Travelling up and down the M1 to London "40 or 50 times" cost a lot of money, not to mention flying to Canada to meet victims of Neale on the other side of the Atlantic.
But even in her wildest dreams Sheila Wright-Hogeland could not have imagined the success of the Action and Support Group for Medical Victims of Richard Neale, a title cobbled together on the spot after they realised they needed a name.
From modest beginnings, the group helped build up such a strong case against Neale that the GMC found 34 out of 35 specimen allegations of serious professional misconduct proven and struck him off the UK register in the summer of 2000.
It also influenced the GMC in their decision to increase from ten months to five years the minimum time a struck-off doctor must wait before applying to rejoin the medical register and increase checks on overseas doctors coming into the UK.
In October 2000, John Burton, Tony Blair's agent, sent the campaigners a letter stating: "You have achieved an astonishing amount and have, we believe, contributed greatly to the safety of patients of all sorts in the future."

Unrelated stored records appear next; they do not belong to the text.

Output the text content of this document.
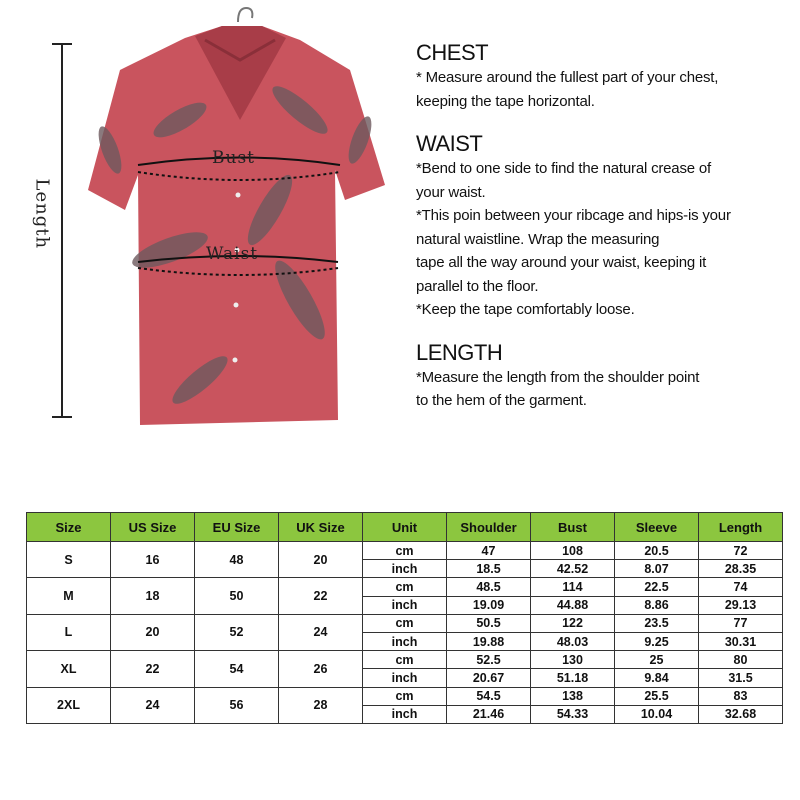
Length
Bust
Waist
CHEST
* Measure around the fullest part of your chest,
keeping the tape horizontal.
WAIST
*Bend to one side to find the natural crease of
your waist.
*This poin between your ribcage and hips-is your
natural waistline. Wrap the measuring
tape all the way around your waist, keeping it
parallel to the floor.
*Keep the tape comfortably loose.
LENGTH
*Measure the length from the shoulder point
to the hem of the garment.
Size	US Size	EU Size	UK Size	Unit	Shoulder	Bust	Sleeve	Length
S	16	48	20	cm	47	108	20.5	72
				inch	18.5	42.52	8.07	28.35
M	18	50	22	cm	48.5	114	22.5	74
				inch	19.09	44.88	8.86	29.13
L	20	52	24	cm	50.5	122	23.5	77
				inch	19.88	48.03	9.25	30.31
XL	22	54	26	cm	52.5	130	25	80
				inch	20.67	51.18	9.84	31.5
2XL	24	56	28	cm	54.5	138	25.5	83
				inch	21.46	54.33	10.04	32.68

But the campaign didn't stop there.
Furious at the failures of the GMC and the medical establishment to take action against a negligent surgeon, the group turned their guns on the Government, calling for a full public inquiry into the Neale affair. Instead, the then Health Secretary Alan Milburn announced an independent inquiry into how the NHS handled complaints against the surgeon, which would be held behind closed doors. Angered at the failure to obtain a public inquiry, the group's leaders boycotted the lengthy hearings.
Last week's delayed inquiry report, which strongly criticised the NHS and, by implication, the GMC, was welcomed by the group but they still feel the battle has to go on. "We don't feel it is over at all. The powers-that-be have to implement the report's recommendations," says Sheila.
Despite assurances that the monitoring of poorly performing and negligent doctors is to be improved, Sheila still fears another Richard Neale could happen again.
"It may be a bit harder to slip through the net but we are still up against this old boy network and a culture of cover-up by doctors who are less than competent," says Sheila.
She is particularly angry at the GMC, which has admitted it failed to take action before many women were injured. "The GMC thought it was OK to unleash Neale on British patients," she says. "But I don't see why they should get away with it."